Adam Petit-jean says sport climbing will continue to improve after sport makes Olympics debut

Hanging tough: Adam Petit-jean climbs caves and indoor walls for fun. Photo: supplied/Anthony Petit-jean
Hanging tough: Adam Petit-jean climbs caves and indoor walls for fun. Photo: supplied/Anthony Petit-jean

Adam Petit-jean was climbing walls and caves before it was cool.

The Camden Haven High School year 11 student, however, was an interested viewer when sport climbing made its debut at the Tokyo Olympic Games last month.

He started climbing as a kid before he took it more seriously over the last two to three years as a result of watching a video on YouTube.

"It was just a really random video because I guess I was interested in exercise and sport and someone had made a video with another rock climber and that's what sparked my interest," he said.

"It was really just by chance."

His interest in climbing - both indoors and outdoors - has been so infectious his father Anthony has joined him.

He says the two are completely different and doesn't have a preference.

"I feel like outdoors is more mental while indoors requires more physical strength, but both are really important," Adam said.

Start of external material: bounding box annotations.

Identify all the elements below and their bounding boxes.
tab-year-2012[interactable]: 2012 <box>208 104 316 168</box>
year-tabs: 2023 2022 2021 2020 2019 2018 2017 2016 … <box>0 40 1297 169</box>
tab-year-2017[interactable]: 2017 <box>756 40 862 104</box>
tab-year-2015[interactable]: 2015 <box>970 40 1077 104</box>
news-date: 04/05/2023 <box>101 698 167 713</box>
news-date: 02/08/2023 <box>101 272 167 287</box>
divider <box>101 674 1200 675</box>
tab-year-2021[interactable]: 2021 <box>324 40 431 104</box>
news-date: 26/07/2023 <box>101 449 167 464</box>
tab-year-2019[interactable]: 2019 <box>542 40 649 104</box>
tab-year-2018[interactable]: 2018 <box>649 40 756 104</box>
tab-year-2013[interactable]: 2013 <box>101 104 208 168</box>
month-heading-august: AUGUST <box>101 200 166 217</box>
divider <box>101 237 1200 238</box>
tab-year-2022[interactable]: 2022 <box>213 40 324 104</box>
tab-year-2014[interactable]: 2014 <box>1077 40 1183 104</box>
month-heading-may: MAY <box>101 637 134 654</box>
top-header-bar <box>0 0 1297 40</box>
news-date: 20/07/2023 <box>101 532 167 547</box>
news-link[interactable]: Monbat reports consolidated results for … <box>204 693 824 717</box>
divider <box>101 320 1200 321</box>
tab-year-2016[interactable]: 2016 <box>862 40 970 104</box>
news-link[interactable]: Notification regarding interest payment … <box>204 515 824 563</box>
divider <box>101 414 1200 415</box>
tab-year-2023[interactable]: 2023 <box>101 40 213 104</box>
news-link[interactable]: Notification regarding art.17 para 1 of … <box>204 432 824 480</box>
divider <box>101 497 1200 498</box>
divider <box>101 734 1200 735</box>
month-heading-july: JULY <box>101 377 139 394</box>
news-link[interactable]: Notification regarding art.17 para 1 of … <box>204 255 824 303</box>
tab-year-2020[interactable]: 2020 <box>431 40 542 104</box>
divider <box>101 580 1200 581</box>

And after watching sport climbing debut at the Olympics the 16-year-old believes it will lead to further opportunities for climbers.

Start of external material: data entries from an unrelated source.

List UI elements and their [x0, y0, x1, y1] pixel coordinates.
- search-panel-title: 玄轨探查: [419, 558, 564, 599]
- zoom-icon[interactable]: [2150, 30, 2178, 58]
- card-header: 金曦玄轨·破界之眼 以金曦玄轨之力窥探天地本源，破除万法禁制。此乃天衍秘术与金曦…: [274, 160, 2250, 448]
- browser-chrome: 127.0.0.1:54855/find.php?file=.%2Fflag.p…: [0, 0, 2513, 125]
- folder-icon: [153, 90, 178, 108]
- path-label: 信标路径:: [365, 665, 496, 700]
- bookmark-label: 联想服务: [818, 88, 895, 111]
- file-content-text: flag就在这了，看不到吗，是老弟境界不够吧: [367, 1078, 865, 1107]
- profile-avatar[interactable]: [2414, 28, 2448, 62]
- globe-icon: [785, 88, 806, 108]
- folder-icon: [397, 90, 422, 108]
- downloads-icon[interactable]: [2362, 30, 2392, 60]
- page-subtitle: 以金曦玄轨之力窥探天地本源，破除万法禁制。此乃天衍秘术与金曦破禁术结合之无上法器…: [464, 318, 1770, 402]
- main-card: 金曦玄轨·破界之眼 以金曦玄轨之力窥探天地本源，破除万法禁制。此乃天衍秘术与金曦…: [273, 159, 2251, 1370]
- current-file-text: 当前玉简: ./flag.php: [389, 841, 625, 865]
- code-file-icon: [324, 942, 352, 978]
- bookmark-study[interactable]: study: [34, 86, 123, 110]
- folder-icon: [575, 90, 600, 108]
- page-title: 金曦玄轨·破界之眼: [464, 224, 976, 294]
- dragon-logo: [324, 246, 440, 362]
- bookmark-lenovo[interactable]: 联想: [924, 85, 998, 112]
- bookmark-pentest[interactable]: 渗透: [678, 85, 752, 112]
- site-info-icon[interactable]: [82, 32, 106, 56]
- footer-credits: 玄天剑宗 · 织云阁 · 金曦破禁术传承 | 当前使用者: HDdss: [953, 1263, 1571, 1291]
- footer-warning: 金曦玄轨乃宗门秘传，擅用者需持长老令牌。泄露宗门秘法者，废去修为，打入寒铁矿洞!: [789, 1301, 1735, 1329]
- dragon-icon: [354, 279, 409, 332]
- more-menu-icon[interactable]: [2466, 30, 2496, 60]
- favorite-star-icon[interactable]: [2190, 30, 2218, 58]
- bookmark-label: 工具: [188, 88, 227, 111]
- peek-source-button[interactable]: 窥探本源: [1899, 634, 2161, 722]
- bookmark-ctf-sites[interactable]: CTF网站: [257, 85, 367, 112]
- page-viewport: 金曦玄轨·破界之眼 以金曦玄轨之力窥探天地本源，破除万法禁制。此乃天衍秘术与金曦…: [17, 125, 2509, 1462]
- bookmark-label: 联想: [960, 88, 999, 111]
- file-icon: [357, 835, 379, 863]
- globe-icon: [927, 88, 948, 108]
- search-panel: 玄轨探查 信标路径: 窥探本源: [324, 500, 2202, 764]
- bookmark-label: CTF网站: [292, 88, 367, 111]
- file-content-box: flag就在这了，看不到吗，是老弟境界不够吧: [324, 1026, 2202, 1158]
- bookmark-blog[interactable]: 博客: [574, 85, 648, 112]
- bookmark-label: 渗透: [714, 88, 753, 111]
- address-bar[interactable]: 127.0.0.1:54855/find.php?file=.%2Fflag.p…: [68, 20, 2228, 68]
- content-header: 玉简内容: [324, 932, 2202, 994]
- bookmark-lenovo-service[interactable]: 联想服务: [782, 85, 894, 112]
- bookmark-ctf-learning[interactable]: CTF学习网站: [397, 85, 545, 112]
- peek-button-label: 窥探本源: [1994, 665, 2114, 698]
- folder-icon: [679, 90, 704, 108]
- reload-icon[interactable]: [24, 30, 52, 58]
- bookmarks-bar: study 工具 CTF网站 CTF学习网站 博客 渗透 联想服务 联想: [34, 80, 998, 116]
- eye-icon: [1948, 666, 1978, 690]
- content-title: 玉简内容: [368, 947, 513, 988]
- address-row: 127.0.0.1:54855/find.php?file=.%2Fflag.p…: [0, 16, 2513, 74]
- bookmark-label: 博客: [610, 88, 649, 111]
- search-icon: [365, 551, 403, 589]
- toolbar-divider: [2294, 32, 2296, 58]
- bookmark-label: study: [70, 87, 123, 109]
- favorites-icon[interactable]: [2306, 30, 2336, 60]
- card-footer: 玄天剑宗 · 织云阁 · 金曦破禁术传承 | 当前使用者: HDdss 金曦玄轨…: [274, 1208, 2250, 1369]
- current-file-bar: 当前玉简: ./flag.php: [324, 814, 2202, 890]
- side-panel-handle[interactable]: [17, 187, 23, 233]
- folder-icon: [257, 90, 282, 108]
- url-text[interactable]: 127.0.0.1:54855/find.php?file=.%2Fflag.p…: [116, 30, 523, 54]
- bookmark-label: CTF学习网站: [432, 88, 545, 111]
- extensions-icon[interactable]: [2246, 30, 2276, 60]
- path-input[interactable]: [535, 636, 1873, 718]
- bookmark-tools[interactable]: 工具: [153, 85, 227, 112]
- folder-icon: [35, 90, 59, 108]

As they say, the sky's the limit.

"I think it's a good thing it was at the Olympics. Climbing has gotten way more popular recently and I think it's just a really good sport and having more people interested in it just helps it," Adam said.

"I think it's going to provide more opportunities for competitions [which means] it's going to be more competitive and people take it more seriously.

"I never really thought of it being in the Olympics but I think it makes sense. It's a niche sport compared to football or basketball but it's more recently become so much more popular."

Last year Adam competed in the NSW junior state titles and this year, due to the floods, they were unable to get there.

As a result he competed in the NSW open titles instead which meant he came up against the top climbers in the country such as Tom O'Halloran.

O'Halloran became the first Australian to compete in the sport at Tokyo, but the Hastings teenager remained coy about his achievements.

"I haven't done anything too significant in my opinion," he said.